Absolutely. The very fact that they are self-declared agnostics about the age of the earth, proves they are not doing science. They’re doing theology, philosophy at best.
My level of expertise in biology is probably about the same as yours, Eddie. I do read a good bit outside of Biologos, paying particular attention to sources pointed out by biologists in the public eye such as Sean Carroll.
But we happen to have reliable survey data about what scientists believe. The 2014 Pew Research polls show that the science community overwhelmingly rejects ID. 90% of the AAAS members surveyed agreed with this statement about evolution:
“Humans and other living things have evolved due to natural processes such as natural selection.”
Only 8% agreed with the opposing proposition:
“A supreme being guided the evolution of living things for the purpose of creating humans and other life in the form it exists today”
Note that the two responses could overlap: some respondents could be like Richard Denton and affirm both statements (or so I understand from what others have said about Denton). So it is entirely possible that both numbers (90% and 8%) should be higher, and should total to greater than 100%. The important point is that it would be highly unlikely that scientists who affirm the first proposition (“humans and other living things have evolved due to natural processes such as natural selection”) would agree with Behe’s model, according to which an intelligent designer acting outside of the laws of physics, chemistry, and biology has injected information into the evolutionary process. The injection of information by an intelligent designer, after all, does not figure in standard biology textbooks.
It is also worth noting that the trend is against ID: the 90% agreement with evolution by natural processes is up from 87% in 2009.
What do you think, Eddie: do you disagree with my statement that evolutionary biologists, as a community, overwhelmingly reject ID? What evidence would you adduce against it?
You seem to be saying that defining evolution as common descent, or descent with modifications, is good enough. I agree that it suffices for some purposes. However, most scientists I know and read seem to care deeply about mechanisms. To take an extreme example, the RATE report professes belief in physics, insofar as it claims that the acceleration of radioactive decay was the result of a change in a fundamental constant, rather than a change in the laws of physics themselves. But the views of the RATE report are far outside the bounds of what the overwhelming majority of physicists would accept. In the same way, your notion that the scientific community should accept Behe’s model as just another pea in the pod of evolutionary mechanisms does not appear very palatable to the scientific community, if Pew Research can be trusted.
Indeed. But a biologist like @Swamidasshas said basically the same thing. He also liked my post you are challenging. Since you seem to be in a mood for posing rhetorical questions: are you saying you are better qualified than Dr. S in judging the evidence?

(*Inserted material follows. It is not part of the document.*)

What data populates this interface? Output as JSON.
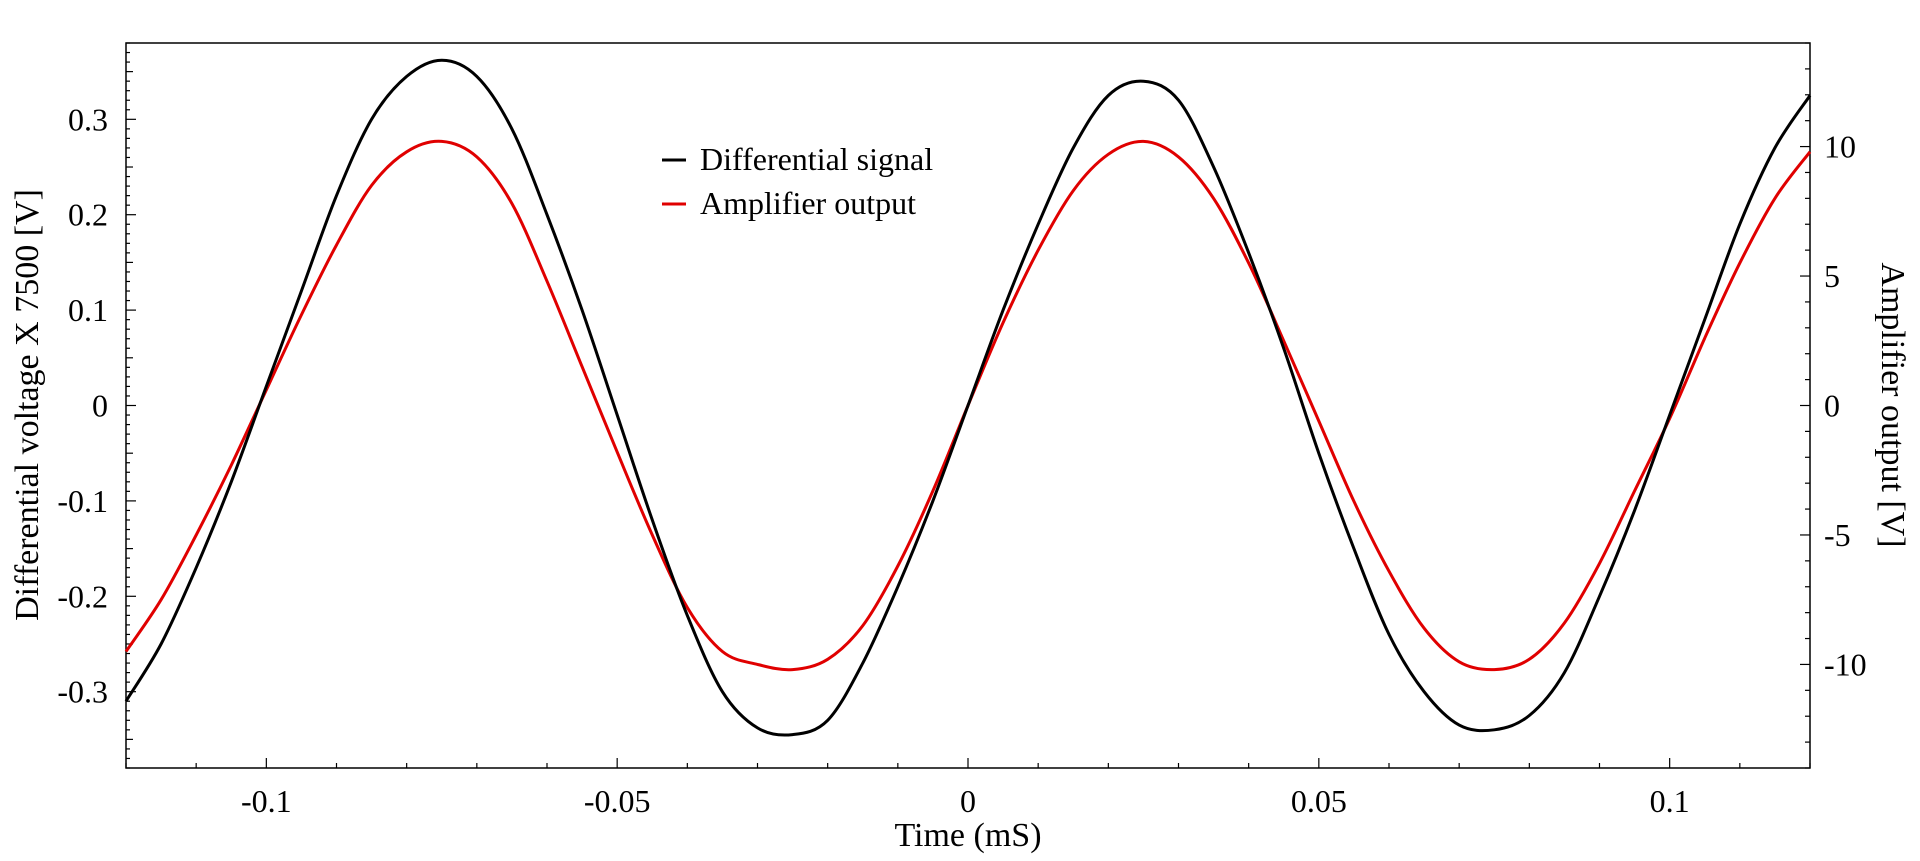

Wow. I seem to have touched a nerve.
Perhaps you are right. On the other hand, perhaps I am able to read Behe’s passage more accurately because I do not have a prior commitment to harmonizing Behe’s views with evolutionary biology.

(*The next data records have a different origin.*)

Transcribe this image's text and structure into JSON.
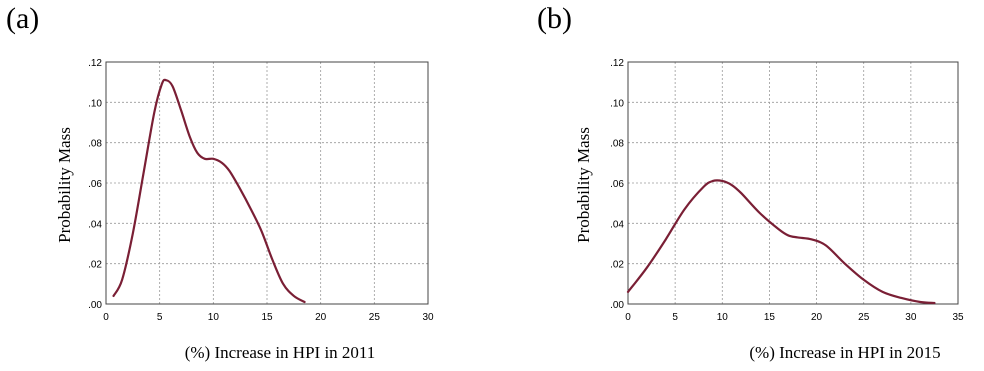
{
  "chart_data": [
    {
      "type": "line",
      "panel_label": "(a)",
      "xlabel": "(%) Increase in HPI in 2011",
      "ylabel": "Probability Mass",
      "xlim": [
        0,
        30
      ],
      "ylim": [
        0,
        0.12
      ],
      "x_ticks": [
        "0",
        "5",
        "10",
        "15",
        "20",
        "25",
        "30"
      ],
      "y_ticks": [
        ".00",
        ".02",
        ".04",
        ".06",
        ".08",
        ".10",
        ".12"
      ],
      "grid": true,
      "line_color": "#7a1f35",
      "series": [
        {
          "x": [
            0.7,
            1.5,
            2.5,
            3.5,
            4.5,
            5.2,
            5.6,
            6.2,
            7.0,
            7.8,
            8.5,
            9.2,
            10.0,
            10.8,
            11.5,
            12.5,
            13.5,
            14.5,
            15.5,
            16.5,
            17.5,
            18.5
          ],
          "values": [
            0.004,
            0.012,
            0.035,
            0.065,
            0.095,
            0.109,
            0.111,
            0.108,
            0.096,
            0.083,
            0.075,
            0.072,
            0.072,
            0.07,
            0.066,
            0.057,
            0.047,
            0.036,
            0.022,
            0.01,
            0.004,
            0.001
          ]
        }
      ]
    },
    {
      "type": "line",
      "panel_label": "(b)",
      "xlabel": "(%) Increase in HPI in 2015",
      "ylabel": "Probability Mass",
      "xlim": [
        0,
        35
      ],
      "ylim": [
        0,
        0.12
      ],
      "x_ticks": [
        "0",
        "5",
        "10",
        "15",
        "20",
        "25",
        "30",
        "35"
      ],
      "y_ticks": [
        ".00",
        ".02",
        ".04",
        ".06",
        ".08",
        ".10",
        ".12"
      ],
      "grid": true,
      "line_color": "#7a1f35",
      "series": [
        {
          "x": [
            0,
            2,
            4,
            6,
            8,
            9,
            10,
            11,
            12,
            14,
            16,
            17,
            18,
            19.5,
            21,
            23,
            25,
            27,
            29,
            31,
            32.5
          ],
          "values": [
            0.006,
            0.018,
            0.032,
            0.047,
            0.058,
            0.061,
            0.061,
            0.059,
            0.055,
            0.045,
            0.037,
            0.034,
            0.033,
            0.032,
            0.029,
            0.02,
            0.012,
            0.006,
            0.003,
            0.001,
            0.0005
          ]
        }
      ]
    }
  ]
}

I have quoted the passage at length, and I have provided adequate information for the curious who might care to investigate the context. I will leave the judgment about which of us is being more accurate to those who care to investigate the matter for themselves.
Enjoy your day, @Eddie. Carpe diem, and may you enjoy the Lord’s blessings!
Thank you! That was my criticism the moment they started trying to use the political process to cram their philosophy into science textbooks. Shameful and shortsighted.